La FFPP organisait hier à Paris une conférence réunissant des représentants des Ministères du tourisme des pays d’Afrique du Nord et du Moyen-Orient – l’Algérie, le Maroc, la Tunisie, la République Libanaise et la Lybie -, des délégations du Ministère de l’Economie, de l’Industrie et de l’Emploi et de la FFPP. Objectif : confédérer ces pays du Sud de la Méditerranée pour développer leurs activités nautiques de façon harmonieuse, propre et cohérente. Ou comment le programme Odyssea peut élargir l’horizon des 7 millions de plaisanciers méditerranéens vers le sud ?

«  Cette première rencontre a pour vocation de fédérer ces différents pays du bassin Méditerranéen  qui n’ont, pour certains, aucune expérience de la plaisance. Chacun d’entre eux a clairement fait part de son intérêt pour nos activités. Tous ont pour objectif de développer la plaisance dans leurs pays en collaboration avec la Fédération Française des Ports de Plaisance. Ils souhaitent profiter de son expérience et de son savoir-faire en termes de capitalisation sur les équipements, de modernisation et de développement territorial durable.

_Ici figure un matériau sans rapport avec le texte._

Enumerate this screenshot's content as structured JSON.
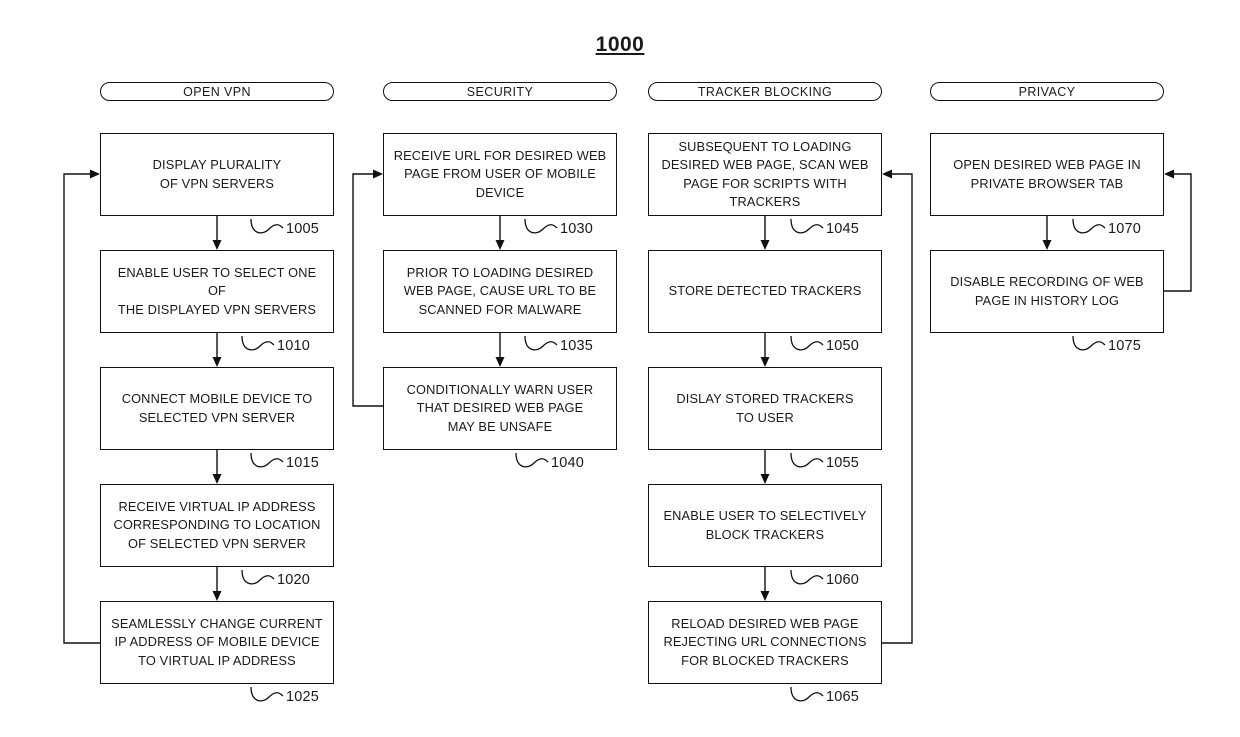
{
  "figure": {
    "number": "1000"
  },
  "columns": [
    {
      "id": "open-vpn",
      "label": "OPEN VPN"
    },
    {
      "id": "security",
      "label": "SECURITY"
    },
    {
      "id": "tracker-blocking",
      "label": "TRACKER BLOCKING"
    },
    {
      "id": "privacy",
      "label": "PRIVACY"
    }
  ],
  "steps": [
    {
      "ref": "1005",
      "column": "open-vpn",
      "text": "DISPLAY PLURALITY\nOF VPN SERVERS"
    },
    {
      "ref": "1010",
      "column": "open-vpn",
      "text": "ENABLE USER TO SELECT ONE OF\nTHE DISPLAYED VPN SERVERS"
    },
    {
      "ref": "1015",
      "column": "open-vpn",
      "text": "CONNECT MOBILE DEVICE TO\nSELECTED VPN SERVER"
    },
    {
      "ref": "1020",
      "column": "open-vpn",
      "text": "RECEIVE VIRTUAL IP ADDRESS\nCORRESPONDING TO LOCATION\nOF SELECTED VPN SERVER"
    },
    {
      "ref": "1025",
      "column": "open-vpn",
      "text": "SEAMLESSLY CHANGE CURRENT\nIP ADDRESS OF MOBILE DEVICE\nTO VIRTUAL IP ADDRESS"
    },
    {
      "ref": "1030",
      "column": "security",
      "text": "RECEIVE URL FOR DESIRED WEB\nPAGE FROM USER OF MOBILE\nDEVICE"
    },
    {
      "ref": "1035",
      "column": "security",
      "text": "PRIOR TO LOADING DESIRED\nWEB PAGE, CAUSE URL TO BE\nSCANNED FOR MALWARE"
    },
    {
      "ref": "1040",
      "column": "security",
      "text": "CONDITIONALLY WARN USER\nTHAT DESIRED WEB PAGE\nMAY BE UNSAFE"
    },
    {
      "ref": "1045",
      "column": "tracker-blocking",
      "text": "SUBSEQUENT TO LOADING\nDESIRED WEB PAGE, SCAN WEB\nPAGE FOR SCRIPTS WITH\nTRACKERS"
    },
    {
      "ref": "1050",
      "column": "tracker-blocking",
      "text": "STORE DETECTED TRACKERS"
    },
    {
      "ref": "1055",
      "column": "tracker-blocking",
      "text": "DISLAY STORED TRACKERS\nTO USER"
    },
    {
      "ref": "1060",
      "column": "tracker-blocking",
      "text": "ENABLE USER TO SELECTIVELY\nBLOCK TRACKERS"
    },
    {
      "ref": "1065",
      "column": "tracker-blocking",
      "text": "RELOAD DESIRED WEB PAGE\nREJECTING URL CONNECTIONS\nFOR BLOCKED TRACKERS"
    },
    {
      "ref": "1070",
      "column": "privacy",
      "text": "OPEN DESIRED WEB PAGE IN\nPRIVATE BROWSER TAB"
    },
    {
      "ref": "1075",
      "column": "privacy",
      "text": "DISABLE RECORDING OF WEB\nPAGE IN HISTORY LOG"
    }
  ],
  "style": {
    "line_color": "#111111",
    "background": "#ffffff"
  }
}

Pour certains, ce dernier paramètre n’était jusqu’ici, absolument pas pris en compte », expliquait Grégory Goddard, Délégué Général à la FFPP, avant le sommet.

En rencontrant de nouveau les représentants Algériens, Marocains, Tunisiens, Libyens et Libanais, la Fédération Française des Ports de Plaisance affiche une nouvelle fois son rôle moteur dans le développement de la plaisance, en Méditerranée notamment. Persuadée depuis longtemps que le tourisme est un levier de développement économique et social mais aussi un facteur de rapprochement, de compréhension, de tolérance et de paix entre les peuples, la Fédération est déterminée à promouvoir la coopération et la solidarité entre les deux rives de la Méditerranée par un partenariat très ambitieux. Son atout : Odyssea, le programme territorial stratégique de développement durable associant découverte des patrimoines, implication des Hinterlands et hautes technologies.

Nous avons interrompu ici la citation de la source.